Conteniendo las ganas de maldecir, Xiao Feng finalmente se enteró por Hua Ling de la situación básica de aquel joven vestido con un estilo muy hip-hop.

El otro se llamaba Ma Digua.

Cuando Xiao Feng oyó este nombre, casi se echó a reír. ¿Ma Digua? ¿En serio alguien se llamaba Digua?

Hua Ling explicó que «Di» se refería a la flauta que se puede tocar, y «Gua» provenía de «Tingguagua».

Aunque esta explicación seguía dando una impresión jocosa.

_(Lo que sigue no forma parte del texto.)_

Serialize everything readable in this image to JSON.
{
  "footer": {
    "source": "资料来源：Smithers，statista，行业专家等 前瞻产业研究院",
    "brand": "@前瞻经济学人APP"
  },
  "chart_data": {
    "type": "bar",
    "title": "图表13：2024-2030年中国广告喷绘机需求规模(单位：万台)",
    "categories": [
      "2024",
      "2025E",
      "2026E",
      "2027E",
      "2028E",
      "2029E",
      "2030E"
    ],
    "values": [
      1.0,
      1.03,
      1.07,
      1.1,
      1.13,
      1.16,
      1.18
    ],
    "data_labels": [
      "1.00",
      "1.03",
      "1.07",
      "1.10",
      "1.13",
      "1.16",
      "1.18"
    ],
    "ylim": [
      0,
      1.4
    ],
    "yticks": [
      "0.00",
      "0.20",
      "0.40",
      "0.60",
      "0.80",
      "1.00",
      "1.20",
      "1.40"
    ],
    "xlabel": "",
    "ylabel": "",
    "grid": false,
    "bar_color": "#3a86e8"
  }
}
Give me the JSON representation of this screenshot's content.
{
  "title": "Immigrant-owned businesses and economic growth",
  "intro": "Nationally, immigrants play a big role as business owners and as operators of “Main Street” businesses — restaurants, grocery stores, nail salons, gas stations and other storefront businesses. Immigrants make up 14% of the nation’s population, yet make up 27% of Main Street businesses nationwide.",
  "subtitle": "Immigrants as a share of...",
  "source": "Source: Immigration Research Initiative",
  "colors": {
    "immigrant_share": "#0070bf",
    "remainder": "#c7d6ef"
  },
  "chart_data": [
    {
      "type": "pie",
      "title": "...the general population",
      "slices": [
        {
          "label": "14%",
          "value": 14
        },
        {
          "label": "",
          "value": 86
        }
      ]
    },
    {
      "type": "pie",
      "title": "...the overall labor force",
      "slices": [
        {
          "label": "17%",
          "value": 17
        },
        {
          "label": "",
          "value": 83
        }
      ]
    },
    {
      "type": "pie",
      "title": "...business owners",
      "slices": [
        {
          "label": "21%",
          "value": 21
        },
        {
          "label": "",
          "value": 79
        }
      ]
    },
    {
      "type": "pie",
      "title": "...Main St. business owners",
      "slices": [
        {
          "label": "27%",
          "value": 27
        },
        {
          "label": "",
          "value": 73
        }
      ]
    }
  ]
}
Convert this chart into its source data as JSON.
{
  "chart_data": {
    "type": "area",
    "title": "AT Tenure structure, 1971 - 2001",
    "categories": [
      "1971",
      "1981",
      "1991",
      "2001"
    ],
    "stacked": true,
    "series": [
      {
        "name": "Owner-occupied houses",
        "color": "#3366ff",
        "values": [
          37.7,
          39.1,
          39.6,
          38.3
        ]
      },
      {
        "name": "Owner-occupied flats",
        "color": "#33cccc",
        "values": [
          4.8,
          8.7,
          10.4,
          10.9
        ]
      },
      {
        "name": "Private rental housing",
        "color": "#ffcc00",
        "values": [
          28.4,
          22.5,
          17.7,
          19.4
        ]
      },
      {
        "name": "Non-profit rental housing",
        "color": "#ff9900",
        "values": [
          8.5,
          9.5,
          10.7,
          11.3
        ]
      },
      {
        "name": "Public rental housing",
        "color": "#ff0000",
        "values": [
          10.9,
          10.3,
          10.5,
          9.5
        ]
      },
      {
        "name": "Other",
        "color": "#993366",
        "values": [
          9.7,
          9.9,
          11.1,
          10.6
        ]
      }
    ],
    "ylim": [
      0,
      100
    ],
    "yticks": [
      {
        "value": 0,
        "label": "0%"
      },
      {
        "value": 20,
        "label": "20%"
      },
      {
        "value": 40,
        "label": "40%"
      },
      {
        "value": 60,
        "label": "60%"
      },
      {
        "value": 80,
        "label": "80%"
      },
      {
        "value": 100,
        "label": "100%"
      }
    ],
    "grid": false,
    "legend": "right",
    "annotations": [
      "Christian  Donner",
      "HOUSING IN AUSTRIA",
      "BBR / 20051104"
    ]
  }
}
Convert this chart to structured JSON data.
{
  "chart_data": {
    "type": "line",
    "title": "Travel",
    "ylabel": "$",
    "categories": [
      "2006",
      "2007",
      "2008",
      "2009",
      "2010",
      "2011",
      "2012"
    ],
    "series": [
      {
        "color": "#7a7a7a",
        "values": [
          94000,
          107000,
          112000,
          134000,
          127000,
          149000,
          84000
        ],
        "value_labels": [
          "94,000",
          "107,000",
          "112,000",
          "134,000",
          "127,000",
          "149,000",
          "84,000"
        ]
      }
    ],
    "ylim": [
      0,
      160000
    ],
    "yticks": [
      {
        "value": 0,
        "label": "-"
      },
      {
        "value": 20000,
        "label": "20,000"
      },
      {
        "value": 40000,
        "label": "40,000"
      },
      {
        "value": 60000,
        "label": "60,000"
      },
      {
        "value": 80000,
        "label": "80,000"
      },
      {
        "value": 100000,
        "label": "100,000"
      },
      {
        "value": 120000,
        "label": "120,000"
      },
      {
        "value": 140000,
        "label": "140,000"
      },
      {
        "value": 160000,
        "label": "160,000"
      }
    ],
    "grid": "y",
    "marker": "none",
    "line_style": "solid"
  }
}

Pero al menos no involucraba algo como «un caballo que es como ver ganado y ovejas cuando el viento sopla la hierba», que no tenía ninguna relación.

La familia de Ma Digua se dedicaba a la agricultura y manejaba una amplia variedad de cosas como fresas, hojas de té e incluso hierbas medicinales, a una escala considerable.

Puede que no destacara en Kioto, pero en lo que respectaba a Jiangcheng, sin duda se consideraba un gigante.

Aparte de esto, Hua Ling no sabía mucho más; no tenía ninguna razón ni interés en ahondar en los antecedentes y las relaciones sociales del otro.

De hecho, Xiao Feng preguntó por el deseo de conocer tanto a su enemigo como a sí mismo, para no estar a ciegas sobre quién le estaba regalando dinero.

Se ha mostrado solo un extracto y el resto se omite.